A basis for $k(X)$ regarded as a vector space over $k$
A $k$-basis is given by expressions of the form $$\frac{x^i}{[p(x)]^n}$$ where $p(x)$ is a monic irreducible polynomial with coefficients in $k$, $i$ and $n$ are nonnegative integers, and $i\lt\deg(p)$, together with the positive powers of $x$.
The fact that these elements span $k(x)$ follows from partial fraction decomposition.

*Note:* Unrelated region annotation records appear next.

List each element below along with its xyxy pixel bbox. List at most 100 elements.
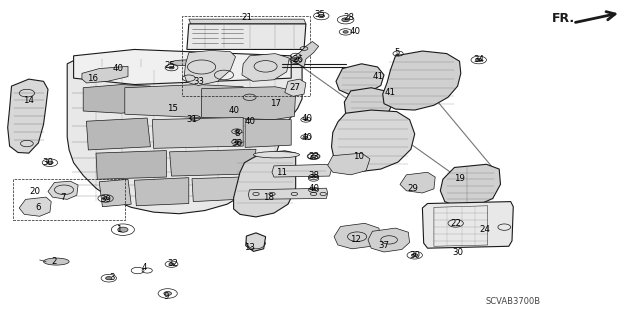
- Polygon shape: [187, 24, 306, 49]
- Polygon shape: [48, 181, 78, 199]
- Polygon shape: [74, 49, 291, 85]
- Polygon shape: [19, 197, 51, 216]
- Polygon shape: [245, 120, 291, 147]
- Circle shape: [164, 292, 172, 295]
- Circle shape: [47, 161, 53, 164]
- Circle shape: [106, 277, 112, 280]
- Polygon shape: [82, 66, 128, 83]
- Polygon shape: [202, 87, 296, 120]
- Circle shape: [311, 155, 316, 158]
- Text: 1: 1: [116, 225, 121, 234]
- Text: 23: 23: [308, 152, 319, 161]
- Text: 3: 3: [109, 273, 115, 282]
- Circle shape: [343, 31, 348, 33]
- Text: 5: 5: [394, 48, 399, 57]
- Text: 40: 40: [349, 27, 361, 36]
- Circle shape: [235, 130, 239, 132]
- Text: 27: 27: [289, 83, 300, 92]
- Text: 41: 41: [372, 72, 383, 81]
- Text: 24: 24: [479, 225, 491, 234]
- Text: 38: 38: [308, 171, 319, 180]
- Text: 13: 13: [244, 243, 255, 252]
- Text: FR.: FR.: [552, 12, 575, 25]
- Polygon shape: [170, 149, 256, 176]
- Polygon shape: [134, 178, 189, 206]
- Polygon shape: [285, 79, 306, 96]
- Circle shape: [312, 189, 316, 191]
- Text: 16: 16: [87, 74, 99, 83]
- Bar: [13, 179, 125, 220]
- Text: 21: 21: [241, 13, 252, 22]
- Text: 41: 41: [385, 88, 396, 97]
- Text: 2: 2: [52, 257, 57, 266]
- Polygon shape: [234, 151, 296, 217]
- Text: 12: 12: [349, 235, 361, 244]
- Text: 37: 37: [378, 241, 390, 250]
- Circle shape: [412, 254, 418, 257]
- Text: 14: 14: [23, 96, 35, 105]
- Circle shape: [312, 176, 316, 178]
- Polygon shape: [99, 179, 131, 207]
- Text: 40: 40: [244, 117, 255, 126]
- Text: 7: 7: [60, 193, 65, 202]
- Polygon shape: [400, 172, 435, 193]
- Polygon shape: [67, 53, 302, 214]
- Circle shape: [102, 197, 109, 200]
- Polygon shape: [125, 85, 243, 117]
- Polygon shape: [383, 51, 461, 110]
- Polygon shape: [334, 223, 381, 249]
- Text: 29: 29: [408, 184, 418, 193]
- Text: 6: 6: [36, 203, 41, 212]
- Text: 32: 32: [167, 259, 179, 268]
- Polygon shape: [83, 85, 150, 113]
- Text: 30: 30: [409, 251, 420, 260]
- Bar: [182, 16, 310, 96]
- Text: 4: 4: [141, 263, 147, 272]
- Text: 17: 17: [269, 99, 281, 108]
- Circle shape: [293, 59, 298, 62]
- Circle shape: [476, 58, 482, 62]
- Ellipse shape: [44, 258, 69, 265]
- Polygon shape: [8, 79, 48, 153]
- Text: 10: 10: [353, 152, 364, 161]
- Circle shape: [118, 227, 128, 232]
- Text: 28: 28: [343, 13, 355, 22]
- Polygon shape: [184, 50, 236, 85]
- Polygon shape: [440, 164, 500, 207]
- Text: 30: 30: [42, 158, 54, 167]
- Text: 9: 9: [164, 292, 169, 301]
- Circle shape: [318, 14, 324, 18]
- Text: 40: 40: [113, 64, 124, 73]
- Polygon shape: [328, 153, 370, 175]
- Polygon shape: [96, 151, 166, 179]
- Polygon shape: [242, 54, 289, 81]
- Polygon shape: [189, 19, 306, 24]
- Polygon shape: [246, 233, 266, 251]
- Text: 8: 8: [234, 130, 239, 138]
- Text: 20: 20: [29, 187, 41, 196]
- Polygon shape: [152, 117, 243, 148]
- Circle shape: [235, 141, 239, 143]
- Polygon shape: [248, 188, 328, 199]
- Text: 35: 35: [314, 10, 326, 19]
- Ellipse shape: [253, 152, 300, 158]
- Text: 15: 15: [167, 104, 179, 113]
- Text: 25: 25: [164, 61, 175, 70]
- Text: SCVAB3700B: SCVAB3700B: [485, 297, 540, 306]
- Text: 39: 39: [100, 195, 111, 204]
- Polygon shape: [192, 177, 240, 202]
- Text: 40: 40: [301, 114, 313, 122]
- Circle shape: [342, 18, 349, 22]
- Text: 34: 34: [473, 55, 484, 63]
- Text: 11: 11: [276, 168, 287, 177]
- Polygon shape: [336, 64, 384, 95]
- Polygon shape: [289, 41, 319, 67]
- Polygon shape: [332, 110, 415, 172]
- Text: 40: 40: [301, 133, 313, 142]
- Text: 26: 26: [292, 55, 303, 63]
- Ellipse shape: [170, 60, 201, 66]
- Polygon shape: [344, 88, 394, 119]
- Text: 36: 36: [231, 139, 243, 148]
- Circle shape: [311, 155, 316, 158]
- Text: 33: 33: [193, 77, 204, 86]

To verify linear independence, first note that we cannot have $$p(x) = \frac{f(x)}{g(x)}$$ with $p$, $f$, and $g$ polynomials, $\gcd(f,g)=1$, and $g\notin k$ (this is just unique factorization in $k(x)$). Given a linear combination equal to $0$, equating the "polynomial part" and the "rational function part" shows they are both zero; the polynomial part being zero means all coefficients are equal to $0$. So you are reduced to verifying that the "rational function" part is independent. Then can rewrite this part as a sum of the form $$\frac{f_1(x)}{(p_1(x))^{n_1}} + \cdots + \frac{f_k(x)}{(p_k(x))^{n_k}}$$ where $p_1,\ldots,p_k$ are pairwise distinct monic irreducibles, and $\deg(f_i)\lt n_i\deg(p_i)$. Going to an algebra closure and evaluating the numerators you get at roots of the $p_i$ easily yield that $f_i(x)=0$ for all $i$. This reduces to the case of fractions in which the denominators are all powers of the same monic irreducible, which is straightforward.